They are known for their sleek good looks, alluring eyes and sunny disposition, but one group of “Burmese” are virtually unknown in modern Myanmar — the country’s namesake pedigree cats.
Once believed to be the favoured pet of royalty and guardians of temples, the Burmese cat had vanished from its Southeast Asian ancestral homeland until enthusiasts decided to return them.
Hotelier Yin Myo Su has taken it upon herself to restore the breed to its homeland. She began by importing seven cats in 2008, including some obtained from Harrod’s department store. Now fifty cats are in residence at a house on Inle Lake, in eastern Shan State. Seventeen more of the cats have been rehomed.
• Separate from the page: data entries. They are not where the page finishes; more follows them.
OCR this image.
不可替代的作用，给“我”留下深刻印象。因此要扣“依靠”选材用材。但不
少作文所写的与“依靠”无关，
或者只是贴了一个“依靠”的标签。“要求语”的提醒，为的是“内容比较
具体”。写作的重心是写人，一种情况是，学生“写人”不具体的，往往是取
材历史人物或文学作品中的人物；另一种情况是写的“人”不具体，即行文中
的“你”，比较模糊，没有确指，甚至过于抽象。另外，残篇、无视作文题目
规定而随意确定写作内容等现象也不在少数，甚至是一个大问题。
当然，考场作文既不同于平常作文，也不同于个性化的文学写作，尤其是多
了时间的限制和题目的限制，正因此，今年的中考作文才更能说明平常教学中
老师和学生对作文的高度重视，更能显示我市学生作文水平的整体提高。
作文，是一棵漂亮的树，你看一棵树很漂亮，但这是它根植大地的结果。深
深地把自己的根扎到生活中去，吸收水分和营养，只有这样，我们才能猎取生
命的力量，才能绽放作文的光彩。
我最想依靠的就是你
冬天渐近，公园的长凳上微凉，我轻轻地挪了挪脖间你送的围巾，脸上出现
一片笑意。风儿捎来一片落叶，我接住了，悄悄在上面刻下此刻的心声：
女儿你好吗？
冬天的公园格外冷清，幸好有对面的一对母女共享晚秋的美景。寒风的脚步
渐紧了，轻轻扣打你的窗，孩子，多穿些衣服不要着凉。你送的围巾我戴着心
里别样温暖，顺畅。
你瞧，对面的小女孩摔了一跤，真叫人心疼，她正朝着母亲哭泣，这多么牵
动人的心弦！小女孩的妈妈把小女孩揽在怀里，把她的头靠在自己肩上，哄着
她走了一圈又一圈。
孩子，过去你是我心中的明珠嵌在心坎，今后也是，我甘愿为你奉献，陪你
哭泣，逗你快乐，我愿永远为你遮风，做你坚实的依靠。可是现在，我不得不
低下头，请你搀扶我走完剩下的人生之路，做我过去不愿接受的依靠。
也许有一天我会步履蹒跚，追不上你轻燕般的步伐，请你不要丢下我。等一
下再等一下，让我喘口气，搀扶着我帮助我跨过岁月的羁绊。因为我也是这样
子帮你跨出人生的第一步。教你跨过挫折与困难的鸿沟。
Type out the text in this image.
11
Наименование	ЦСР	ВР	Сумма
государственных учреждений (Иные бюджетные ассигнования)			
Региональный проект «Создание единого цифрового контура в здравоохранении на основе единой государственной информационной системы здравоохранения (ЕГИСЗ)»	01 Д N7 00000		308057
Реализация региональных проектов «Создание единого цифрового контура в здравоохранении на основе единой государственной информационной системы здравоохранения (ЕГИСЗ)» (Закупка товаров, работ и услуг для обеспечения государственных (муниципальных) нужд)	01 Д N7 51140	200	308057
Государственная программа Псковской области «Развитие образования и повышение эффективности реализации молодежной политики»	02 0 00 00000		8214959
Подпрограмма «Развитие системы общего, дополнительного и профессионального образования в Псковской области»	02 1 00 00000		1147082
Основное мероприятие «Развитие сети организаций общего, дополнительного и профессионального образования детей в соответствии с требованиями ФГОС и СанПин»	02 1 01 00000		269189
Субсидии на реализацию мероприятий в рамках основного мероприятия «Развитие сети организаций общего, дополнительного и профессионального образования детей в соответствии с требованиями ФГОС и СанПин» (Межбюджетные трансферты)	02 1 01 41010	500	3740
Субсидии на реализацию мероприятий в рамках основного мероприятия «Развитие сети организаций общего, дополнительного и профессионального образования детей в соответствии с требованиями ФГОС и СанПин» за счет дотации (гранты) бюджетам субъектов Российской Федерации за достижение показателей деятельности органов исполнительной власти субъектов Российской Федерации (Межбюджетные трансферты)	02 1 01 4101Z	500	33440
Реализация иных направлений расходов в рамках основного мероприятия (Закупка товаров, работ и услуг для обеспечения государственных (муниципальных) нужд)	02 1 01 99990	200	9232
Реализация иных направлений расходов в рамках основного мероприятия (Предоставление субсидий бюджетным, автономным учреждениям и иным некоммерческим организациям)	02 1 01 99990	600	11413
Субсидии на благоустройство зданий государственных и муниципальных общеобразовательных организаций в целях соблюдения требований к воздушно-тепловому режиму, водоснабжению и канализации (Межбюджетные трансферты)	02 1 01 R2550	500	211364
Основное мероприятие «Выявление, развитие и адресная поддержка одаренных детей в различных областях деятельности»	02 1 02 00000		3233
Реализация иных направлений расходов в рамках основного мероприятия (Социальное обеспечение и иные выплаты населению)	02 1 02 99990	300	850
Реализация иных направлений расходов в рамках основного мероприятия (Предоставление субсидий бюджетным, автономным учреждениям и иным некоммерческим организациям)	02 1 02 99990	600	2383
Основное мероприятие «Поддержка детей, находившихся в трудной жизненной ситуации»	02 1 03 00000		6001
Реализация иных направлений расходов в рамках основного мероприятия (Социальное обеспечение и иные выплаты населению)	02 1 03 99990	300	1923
Yin Myo Su gives neutered Burmese cats to interested locals for free and charges foreigners 500,000 kyats ($580). She began the project to help her country preserve its cultural heritage as it emerges from military rule. As a symbolic gesture, Yin Myo Su presented one of the cats to internationally known democracy advocate and Nobel Peace Prize winner Aung San Suu Kyi, who was unable to keep the cat due to a jealous dog. The cat is cared for in the democracy icon’s name.
Burmese cats are thought to have inhabited Southeast Asia for over a thousand years, with the breed becoming diluted in the 19th century. According to the The International Cat Association, modern Burmese cats are largely descended from a single female cat, Wong Mau, who was taken to the US in 1930.